A cousin to surfing, and with hints of sail boarding and kayaking, stand up paddle boarding is slowly but steadily moving into Florida after first gaining popularity in Hawaii and California. Stand Up Paddlers are popping up at traditional surfing hot spots alone the Atlantic Ocean, as well as the flatter waters in area rivers and lakes. It's the fastest growing segment in the surf "hard goods" market, accord to the Surf Industry Manufactures Association. Following the same pattern traditional surfing did decades ago, Florida is emerging as a great destination for Stand Up Paddle Boarding.
Florida also offers the opportunity for Stand Up Paddle Boarders to view wildlife like dolphins, manatees and exotic birds on the ocean and the state's waterways, which could mean paddle boarding could factor into and boost the state's efforts to promote eco tourism.

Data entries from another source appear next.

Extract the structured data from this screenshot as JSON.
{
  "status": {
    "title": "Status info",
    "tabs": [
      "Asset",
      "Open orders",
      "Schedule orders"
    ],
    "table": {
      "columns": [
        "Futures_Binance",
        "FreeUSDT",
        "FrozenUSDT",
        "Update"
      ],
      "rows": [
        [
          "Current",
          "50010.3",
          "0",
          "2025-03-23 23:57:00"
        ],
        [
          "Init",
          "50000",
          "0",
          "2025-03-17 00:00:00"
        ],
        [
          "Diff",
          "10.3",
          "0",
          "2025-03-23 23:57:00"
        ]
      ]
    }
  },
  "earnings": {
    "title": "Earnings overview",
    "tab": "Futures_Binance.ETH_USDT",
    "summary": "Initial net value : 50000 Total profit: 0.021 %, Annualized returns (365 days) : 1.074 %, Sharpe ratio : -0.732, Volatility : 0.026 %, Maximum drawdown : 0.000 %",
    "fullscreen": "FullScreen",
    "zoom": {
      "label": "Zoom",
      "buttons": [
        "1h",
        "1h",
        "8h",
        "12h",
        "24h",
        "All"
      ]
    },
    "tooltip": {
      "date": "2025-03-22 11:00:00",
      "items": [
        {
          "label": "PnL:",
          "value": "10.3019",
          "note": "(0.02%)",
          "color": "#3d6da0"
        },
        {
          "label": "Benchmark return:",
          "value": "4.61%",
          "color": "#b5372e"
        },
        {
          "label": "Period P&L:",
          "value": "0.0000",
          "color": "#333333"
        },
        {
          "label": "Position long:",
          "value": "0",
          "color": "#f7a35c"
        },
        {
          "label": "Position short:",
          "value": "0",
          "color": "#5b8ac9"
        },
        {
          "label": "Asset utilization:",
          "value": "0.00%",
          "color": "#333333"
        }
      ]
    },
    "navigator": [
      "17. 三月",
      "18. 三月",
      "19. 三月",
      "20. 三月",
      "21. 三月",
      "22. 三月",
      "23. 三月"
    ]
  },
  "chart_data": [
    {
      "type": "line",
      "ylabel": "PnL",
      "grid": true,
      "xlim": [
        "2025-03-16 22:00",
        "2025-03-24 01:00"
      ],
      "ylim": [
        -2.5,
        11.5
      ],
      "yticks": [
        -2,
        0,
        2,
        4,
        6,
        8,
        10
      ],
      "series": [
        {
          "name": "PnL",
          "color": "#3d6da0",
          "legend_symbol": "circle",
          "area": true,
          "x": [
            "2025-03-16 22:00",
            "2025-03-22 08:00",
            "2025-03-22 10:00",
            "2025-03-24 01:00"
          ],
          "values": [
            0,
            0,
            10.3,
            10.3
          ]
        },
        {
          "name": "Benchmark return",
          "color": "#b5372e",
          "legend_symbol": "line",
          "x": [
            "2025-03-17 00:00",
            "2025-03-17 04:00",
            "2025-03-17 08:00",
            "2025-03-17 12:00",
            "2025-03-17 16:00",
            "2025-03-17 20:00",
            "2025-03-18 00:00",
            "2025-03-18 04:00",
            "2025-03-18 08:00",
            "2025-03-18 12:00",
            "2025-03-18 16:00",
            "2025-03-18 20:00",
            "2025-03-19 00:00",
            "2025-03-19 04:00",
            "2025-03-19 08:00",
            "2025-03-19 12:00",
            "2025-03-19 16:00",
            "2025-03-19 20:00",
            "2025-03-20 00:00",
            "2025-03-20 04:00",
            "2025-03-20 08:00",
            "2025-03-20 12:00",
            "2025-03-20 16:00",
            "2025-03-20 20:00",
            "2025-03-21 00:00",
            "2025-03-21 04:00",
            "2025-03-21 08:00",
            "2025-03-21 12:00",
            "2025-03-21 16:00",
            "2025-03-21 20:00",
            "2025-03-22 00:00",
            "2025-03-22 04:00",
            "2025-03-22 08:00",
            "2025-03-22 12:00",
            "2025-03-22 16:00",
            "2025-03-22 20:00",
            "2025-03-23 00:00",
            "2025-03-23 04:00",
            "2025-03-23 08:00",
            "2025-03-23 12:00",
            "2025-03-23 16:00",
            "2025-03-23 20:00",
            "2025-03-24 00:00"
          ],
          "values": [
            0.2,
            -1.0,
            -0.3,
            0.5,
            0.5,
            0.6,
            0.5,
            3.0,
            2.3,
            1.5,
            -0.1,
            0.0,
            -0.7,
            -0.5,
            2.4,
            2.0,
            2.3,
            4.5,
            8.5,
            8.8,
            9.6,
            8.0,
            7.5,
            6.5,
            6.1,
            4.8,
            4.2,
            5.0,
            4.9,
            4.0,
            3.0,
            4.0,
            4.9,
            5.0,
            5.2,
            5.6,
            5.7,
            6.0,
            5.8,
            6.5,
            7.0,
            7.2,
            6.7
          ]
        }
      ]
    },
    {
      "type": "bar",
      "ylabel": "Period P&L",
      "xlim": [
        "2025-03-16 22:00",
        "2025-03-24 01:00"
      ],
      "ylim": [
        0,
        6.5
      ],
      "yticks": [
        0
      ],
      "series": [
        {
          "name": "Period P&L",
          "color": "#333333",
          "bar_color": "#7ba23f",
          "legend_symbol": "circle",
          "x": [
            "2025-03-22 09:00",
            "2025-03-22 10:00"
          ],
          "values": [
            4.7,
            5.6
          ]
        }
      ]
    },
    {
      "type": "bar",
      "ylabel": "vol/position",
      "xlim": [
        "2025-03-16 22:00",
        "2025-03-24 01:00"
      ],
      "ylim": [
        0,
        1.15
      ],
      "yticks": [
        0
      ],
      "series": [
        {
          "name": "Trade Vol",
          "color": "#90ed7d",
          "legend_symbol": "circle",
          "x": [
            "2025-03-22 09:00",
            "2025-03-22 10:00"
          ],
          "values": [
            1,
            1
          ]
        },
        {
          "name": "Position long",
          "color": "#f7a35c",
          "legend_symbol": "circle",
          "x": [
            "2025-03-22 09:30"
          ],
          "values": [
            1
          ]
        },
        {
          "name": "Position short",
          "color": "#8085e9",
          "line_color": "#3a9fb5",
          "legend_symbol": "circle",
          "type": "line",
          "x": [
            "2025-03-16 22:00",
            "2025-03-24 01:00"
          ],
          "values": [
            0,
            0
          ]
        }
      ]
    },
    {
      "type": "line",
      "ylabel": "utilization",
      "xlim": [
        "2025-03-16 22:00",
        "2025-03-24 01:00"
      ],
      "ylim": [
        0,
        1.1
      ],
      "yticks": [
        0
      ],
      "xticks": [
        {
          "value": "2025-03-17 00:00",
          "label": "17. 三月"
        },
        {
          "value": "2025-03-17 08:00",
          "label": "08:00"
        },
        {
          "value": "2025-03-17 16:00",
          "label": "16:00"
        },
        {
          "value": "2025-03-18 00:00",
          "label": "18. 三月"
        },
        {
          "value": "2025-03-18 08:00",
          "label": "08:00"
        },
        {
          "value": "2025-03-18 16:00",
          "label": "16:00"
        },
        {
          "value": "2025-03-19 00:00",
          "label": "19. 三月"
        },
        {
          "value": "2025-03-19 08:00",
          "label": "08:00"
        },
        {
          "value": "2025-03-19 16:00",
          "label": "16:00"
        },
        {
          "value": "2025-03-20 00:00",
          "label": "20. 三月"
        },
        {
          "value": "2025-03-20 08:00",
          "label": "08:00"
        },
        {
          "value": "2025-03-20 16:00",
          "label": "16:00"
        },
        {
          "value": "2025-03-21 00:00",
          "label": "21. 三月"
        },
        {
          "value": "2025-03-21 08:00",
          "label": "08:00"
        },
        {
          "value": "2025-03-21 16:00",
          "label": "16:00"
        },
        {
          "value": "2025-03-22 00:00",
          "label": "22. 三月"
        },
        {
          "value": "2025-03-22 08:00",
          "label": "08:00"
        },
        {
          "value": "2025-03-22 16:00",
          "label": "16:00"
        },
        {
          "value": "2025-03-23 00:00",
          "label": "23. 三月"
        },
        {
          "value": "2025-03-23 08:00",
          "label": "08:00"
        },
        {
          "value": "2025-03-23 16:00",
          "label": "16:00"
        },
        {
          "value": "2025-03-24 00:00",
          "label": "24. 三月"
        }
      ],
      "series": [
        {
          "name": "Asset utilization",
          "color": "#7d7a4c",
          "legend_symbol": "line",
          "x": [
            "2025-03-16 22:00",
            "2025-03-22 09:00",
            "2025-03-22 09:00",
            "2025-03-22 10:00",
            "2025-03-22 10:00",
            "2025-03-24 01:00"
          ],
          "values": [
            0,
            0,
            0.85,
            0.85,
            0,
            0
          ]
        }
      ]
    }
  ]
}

In Florida, you're just now starting to see it flourish. "Stand Up Paddle Boarding is definitely something that attracts more than traditional surfers. Aspiring surfers that do not have the luxury of having an ocean nearby can still experience riding a board with an SUP on other bodies of water.
The roots of paddle boarding go back centuries, probably starting in the islands of Polynesia more than 200 years ago. In Hawaii, locals -- known as "Waikiki Beach Boys" -- began using paddle boards in the 1940s as they helped tourists learn to surf and snapped their photos. About a decade ago, though, stand up paddle board competitions started springing up there and that carried over to California. A new niche in the surf industry had been born.
It probably was only a matter of time before stand up paddle boarding made its way to Brevard, home to Kelly Slater and other surfing legends and considered by some the epicenter for surfing in Florida.
Dr. Lance Maki, a 62-year-old obstetrician from Merritt Island, first saw stand up paddle boarders in 2005 while in Santa Cruz, California. A longtime surfer, Maki said he thought it was the dumbest thing he had ever seen. His wife, though, urged him to try, and two years later he purchased a board and took it to the beach across from Patrick Air Force Base. He has been a fan ever since and counts as a notable accomplishment paddle boarding in all five Great Lakes. "It's the absolute best for Florida," Maki said. "You don't need any waves at all."
Last week, Maki took his board to the Cocoa Beach Pier. The waves were too small for the regular surfers, but conditions were perfect, he said, for stand up paddle boarding.
"No one out but me," Maki said. "I had a great time, caught lots of waves and got a great workout. It's the best for core conditioning."
A good workout
That's what Will and Karen Lucan of Melbourne Beach also like about it.
Avid surfers for decades, they took up stand up paddle boarding as a way to pass the time at the beach when the ocean was flat. They found it to be a calorie-burning, thoroughly enjoyable experience that certainly beat perusing a novel under a beach umbrella. Because the sport requires users stand up, remain balanced and paddle using a 6-to-8-foot paddle, the aerobic activity works the muscles throughout the body's midsection.
"It's a good way to exercise and stay in shape for surfing," said the 56-year-old Karen Lucas, who works ate the Longboard house.
She added the short learning curve probably also would help with its popularity. Traditional surfing takes a considerable amount of time and dedication to master, while stand up paddle boarding is relatively easy and something people of all ages can grasp. "If the water is flat you can usually get standing up the first time out," Lucas said.
Bumbalough, who lives in Orlando and sells paddle boards and equipment, said two weeks ago he was stand up paddle boarding at the Canaveral National Seashore just north of Titusville when the potential for eco tours came to mind.
"A pod of dolphins, maybe five or six, came up next to me and I surfed with them for about an hour," Bumbalough said. "They were coming up to me, swimming under the board. The dolphins seemed to be fascinated by it."